For information on changes for our US clients, please visit our Support Center article.

Ara
Using a Security Key for two-factor authentication (2FA)
A Hardware Security Key is a small physical device used for additional security next to your password and is considered to be one of the most secure ways of two-factor authentication (2FA). Most Hardware Security Keys are very simple and you only need to touch or tap a button while it is plugged into the USB port of your device.
At this moment only sign-in 2FA can be secured with both FIDO2 and Yubico OTP protocols. Sign-in 2FA and the Master Key support Hardware Security Keys that use the FIDO2 protocol. Funding 2FA only supports the Yubico OTP protocol.
Functions
Available Hardware Security Key protocols
Sign-in 2FA
FIDO2
Trading 2FA
None
Funding 2FA
Yubico OTP
Master Key
FIDO2
Each function needs to be set up separately. To learn more about the 2FA functions above, you can review this support article.

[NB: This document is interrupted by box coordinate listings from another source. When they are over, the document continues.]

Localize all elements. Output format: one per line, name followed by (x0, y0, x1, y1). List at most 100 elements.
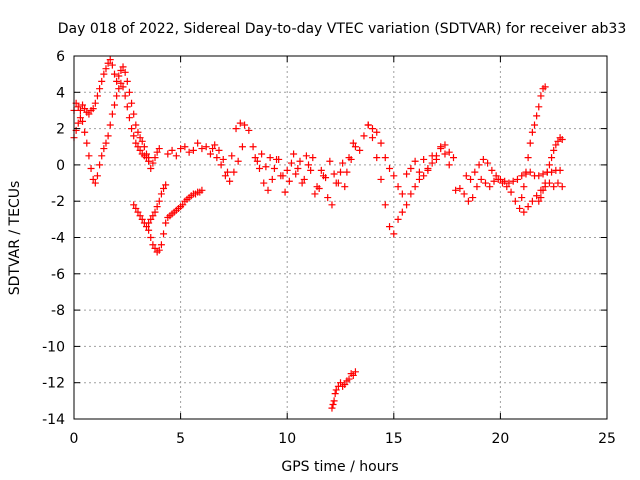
data-point (241, 121, 249, 129)
data-point (403, 201, 411, 209)
data-point (251, 154, 259, 162)
data-point (507, 188, 515, 196)
series-upper-arc-b (70, 79, 153, 187)
data-point (149, 241, 157, 249)
data-point (264, 186, 272, 194)
data-point (537, 194, 545, 202)
data-point (81, 128, 89, 136)
data-point (245, 126, 253, 134)
data-point (343, 168, 351, 176)
data-point (151, 244, 159, 252)
series-midday-band (164, 119, 376, 191)
data-point (221, 172, 229, 180)
data-point (217, 161, 225, 169)
data-point (132, 139, 140, 147)
data-point (76, 114, 84, 122)
data-point (100, 145, 108, 153)
data-point (153, 148, 161, 156)
data-point (236, 119, 244, 127)
data-point (130, 201, 138, 209)
y-axis-label: SDTVAR / TECUs (7, 181, 23, 296)
data-point (209, 145, 217, 153)
data-point (172, 152, 180, 160)
data-point (115, 85, 123, 93)
data-point (266, 154, 274, 162)
data-point (151, 154, 159, 162)
series-afternoon-drop (364, 121, 457, 238)
data-point (125, 88, 133, 96)
data-point (104, 132, 112, 140)
data-point (398, 208, 406, 216)
data-point (351, 143, 359, 151)
data-point (368, 125, 376, 133)
data-point (98, 77, 106, 85)
data-point (181, 143, 189, 151)
data-point (136, 146, 144, 154)
data-point (539, 170, 547, 178)
data-point (518, 172, 526, 180)
x-tick-label: 10 (278, 431, 296, 447)
data-point (123, 77, 131, 85)
x-tick-label: 5 (176, 431, 185, 447)
data-point (332, 179, 340, 187)
data-point (160, 184, 168, 192)
data-point (403, 170, 411, 178)
data-point (548, 154, 556, 162)
data-point (415, 175, 423, 183)
data-point (437, 145, 445, 153)
data-point (516, 204, 524, 212)
data-point (533, 112, 541, 120)
data-point (145, 226, 153, 234)
data-point (249, 143, 257, 151)
data-point (91, 179, 99, 187)
data-point (273, 155, 281, 163)
data-point (475, 161, 483, 169)
data-point (102, 65, 110, 73)
data-point (518, 194, 526, 202)
data-point (111, 70, 119, 78)
y-tick-label: 2 (56, 122, 65, 138)
data-point (281, 188, 289, 196)
data-point (111, 101, 119, 109)
data-point (234, 157, 242, 165)
data-point (79, 117, 87, 125)
data-point (104, 59, 112, 67)
data-point (102, 139, 110, 147)
data-point (428, 159, 436, 167)
data-point (473, 183, 481, 191)
data-point (230, 168, 238, 176)
data-point (232, 125, 240, 133)
data-point (238, 143, 246, 151)
data-point (445, 148, 453, 156)
data-point (311, 190, 319, 198)
data-point (206, 150, 214, 158)
data-point (490, 177, 498, 185)
data-point (202, 143, 210, 151)
series-late-rise (518, 83, 549, 202)
data-point (119, 83, 127, 91)
y-tick-label: 4 (56, 85, 65, 101)
data-point (149, 159, 157, 167)
data-point (349, 139, 357, 147)
data-point (558, 135, 566, 143)
data-point (128, 125, 136, 133)
grid-layer (74, 56, 607, 419)
data-point (492, 172, 500, 180)
data-point (441, 150, 449, 158)
y-tick-label: -2 (51, 194, 65, 210)
data-point (121, 68, 129, 76)
data-point (484, 159, 492, 167)
data-point (390, 172, 398, 180)
data-point (149, 212, 157, 220)
data-point (329, 400, 337, 408)
series-outlier-cluster (328, 368, 359, 412)
data-point (270, 165, 278, 173)
data-point (113, 92, 121, 100)
data-point (130, 132, 138, 140)
data-point (377, 139, 385, 147)
data-point (349, 371, 357, 379)
data-point (224, 168, 232, 176)
data-point (228, 152, 236, 160)
x-axis-label: GPS time / hours (281, 459, 398, 475)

Hardware Security Keys frequently asked questions:

Why should I use a Hardware Security Key instead of an authenticator app?
  • Simplicity:
    All you need to do with a Hardware Security Key is plug it into, or hold it against your device and touch or tap a button. No need to copy a passcode from an authenticator app or worry about your device's battery running out.
  • Security:OTP’s generated by a Hardware Security Key are significantly longer than those from an authenticator app (44 characters versus 8 or less characters). FIDO2 adds additional security on top of this, because the protocol will only respond to a challenge from the website that you registered it on, and will therefore prevent phishing
  • Harder to lose:
    We see a lot of tickets at Kraken Support because someone lost their phone. In our experience, it is less likely to lose a device specifically used for 2FA than a phone that is carried around all the time.
  • Privacy:
    Even if you lose your Hardware Security Key, it has no identifiable information about what it is used for or who it belongs to. In contrast, an authenticator app mentions the website name and some identifiable account information because the passcode needs to be manually read by a human.
Where can I get a Hardware Security Key?
Some of the most popular FIDO2 Hardware Security Key providers are:
Each has their own advantages and disadvantages. Some are multifunctional, and also serve as a cryptocurrency wallet, while others are specialized in providing security above everything else. It is up to you which provider you choose, we recommend starting with searching “fido2 Hardware Security Key comparison” in your preferred search engine or picking one of the popular Hardware Security Key providers we mentioned earlier.
How to set up a Hardware Security Key on Kraken
Please review our How to enable Multiple 2FAarticle, which explains how to set up a Security Key for two-factor authentication (2FA). 
How to update Sign-in 2FA from YubiKey OTP to a FIDO2 Hardware Security Key
Updating your Sign-in 2FA from a Hardware Security Key that uses YubiKey OTP to a Hardware Security Key that uses FIDO2 takes less than a minute!
  1. 1
    2FA_Security.png
  2. 2
    Select Change method in the Sign-in section and then use your current YubiKey to authorize this change.
  3. 3
    Security_2FASetupSecurityKey_03302022.png
  4. 4
    Insert your
    FIDO2 Hardware Security Key
    into your device.
    Use your security key with kraken.com
  5. 5
    Select allow on the following screen.
    Allow this site to see your security key
  6. 6
    Congratulations, your FIDO2 Hardware Security Key is now enabled as Sign-in 2FA for your Kraken account! You have the highest level of security available to protect unauthorized access to your account.
I lost my Hardware Security Key!
If you no longer have access to your Hardware Security Key, please fill out this form.
What is Yubico OTP?
Yubico OTP is a protocol that is supported by all Hardware Security Keys from Yubico (i.e. YubiKeys) and generates a unique 44-character passcode when touched while plugged into a device. This passcode can only be used once and is significantly more secure than an authenticator app, due to an app only generating a 6-8 character passcode.
What is FIDO2?
FIDO2 is a protocol that prevents phishing by verifying the legitimacy of the website you use the Hardware Security Key for. A private key is stored on the Hardware Security Key together with a corresponding public key that is bound to the Kraken website. Kraken will send a challenge for your unique Hardware Security Key every time someone attempts to sign in with your username and password. The Hardware Security Key will use its private key to respond to Kraken if it can verify that the challenge came from the correct website and will only then allow you to sign into your account. Since a FIDO2 Hardware Security Key can only authenticate services that you have previously registered, it will prevent you from entering the correct passcode on a website that is imitating Kraken.
What is a FIDO2 PIN?
Depending on the device you use, you may be prompted to set or use a PIN when using a FIDO2 key. For an overview on how to set or use a PIN you can visit the website of your Hardware Security Key manufacturer. For example, if your Hardware Security Key is a YubiKey, you can find more information on how to manage your Hardware Security Key's PIN on Yubico's website.